I had made my pilgrimage to the Upper West Side alone - my sister and her husband being otherwise occupied with saying goodbyes - so I was understandably concerned about my ability to singlehandedly conquer a Levain cookie. One bite in and I discovered I had not too much cookie, but not enough! I went back to the counter and ordered a Dark Chocolate Peanut Butter Chip to share with my sister and her husband. An employee filled my request with a knowing smile (seriously, the people who work at Levain are some of the nicest I met during my time in New York - but who wouldn't be, working in a place filled with sugar and happiness?) and even offered me a cookie-covered postcard to take home as a souvenir - I guess she knew my cookies wouldn't last very long!
I thought about those two mammoth-sized cookies, wrapped in their paper bag, all the way home on foot, on the Metro and, finally reunited with my sister, on the bus. It was all we could do to wait for dinner to finish before tucking in!
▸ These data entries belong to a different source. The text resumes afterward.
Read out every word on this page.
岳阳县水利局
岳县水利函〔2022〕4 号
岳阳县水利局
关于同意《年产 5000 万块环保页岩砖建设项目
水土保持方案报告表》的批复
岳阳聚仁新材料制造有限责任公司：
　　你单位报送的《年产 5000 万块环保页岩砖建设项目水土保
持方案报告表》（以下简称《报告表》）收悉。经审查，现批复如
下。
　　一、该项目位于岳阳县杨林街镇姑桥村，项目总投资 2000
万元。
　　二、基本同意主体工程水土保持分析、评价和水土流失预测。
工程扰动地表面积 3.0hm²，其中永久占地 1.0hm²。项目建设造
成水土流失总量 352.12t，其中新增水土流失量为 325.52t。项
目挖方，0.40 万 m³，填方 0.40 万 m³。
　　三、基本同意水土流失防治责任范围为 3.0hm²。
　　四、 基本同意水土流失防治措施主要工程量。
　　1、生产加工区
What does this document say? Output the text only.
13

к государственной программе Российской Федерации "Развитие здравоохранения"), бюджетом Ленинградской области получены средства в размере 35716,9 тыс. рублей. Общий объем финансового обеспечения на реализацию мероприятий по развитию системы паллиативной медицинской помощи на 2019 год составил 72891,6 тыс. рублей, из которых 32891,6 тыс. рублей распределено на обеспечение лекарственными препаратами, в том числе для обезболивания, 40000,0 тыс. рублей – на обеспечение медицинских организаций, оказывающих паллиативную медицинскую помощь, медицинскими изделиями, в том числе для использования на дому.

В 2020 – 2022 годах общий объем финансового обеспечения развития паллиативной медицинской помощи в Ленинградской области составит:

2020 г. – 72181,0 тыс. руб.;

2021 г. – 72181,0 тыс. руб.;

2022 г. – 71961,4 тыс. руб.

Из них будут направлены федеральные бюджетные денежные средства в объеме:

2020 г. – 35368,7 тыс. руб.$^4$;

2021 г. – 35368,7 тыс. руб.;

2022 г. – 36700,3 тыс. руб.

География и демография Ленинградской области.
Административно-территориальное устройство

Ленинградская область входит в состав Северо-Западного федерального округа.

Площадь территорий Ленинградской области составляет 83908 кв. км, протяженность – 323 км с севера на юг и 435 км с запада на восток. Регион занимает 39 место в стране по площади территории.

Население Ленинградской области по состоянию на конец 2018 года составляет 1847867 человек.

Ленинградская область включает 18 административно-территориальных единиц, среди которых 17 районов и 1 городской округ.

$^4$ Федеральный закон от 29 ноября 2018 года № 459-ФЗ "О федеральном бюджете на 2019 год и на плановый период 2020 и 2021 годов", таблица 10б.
The Chocolate Chip Walnut was still molten and delicious, even without the warmth from the oven, but the Dark Chocolate Peanut Butter Chip was really something else. What it lacked in warmth, it made up for in doughy, dark chocolaty complexity. The exterior was a little less crunchy (perhaps because it was less fresh), but the inside was wonderfully fudgy, each bite coating the roof of the mouth with a delicious smear of peanut butter. Richer and darker than a Reese's, this version was a clear winner with my sister's husband who counts that confection (as well as Peanut M&Ms) among his favorites. The price for each cookie is a little steep ($4), but they're easily shared amongst two and are some of the tastiest cookies I've ever eaten.
So, how do they stack up against Jacques Torres? Well, it's a tough comparison to make - and not just because my Levain cookie was fresher than fresh (I mean, it was practically still dough in places!) while my Torres cookie was not only old, but over baked. The Torres cookie has a slightly more complex browned butter and caramel flavor, as well as the boost that the wonderful chocolate discs provide, but you just can't compete with Levain for texture and size. Lovers of thin, crispy cookies will likely disagree, but for me, Levain embodies all that my childhood chocolate chip cookies wished they could be - warm, doughy, gigantic and full of vanilla-flavored goodness. If you're in New York City, be sure to make the trip to the Upper West Side and fall in love with Levain!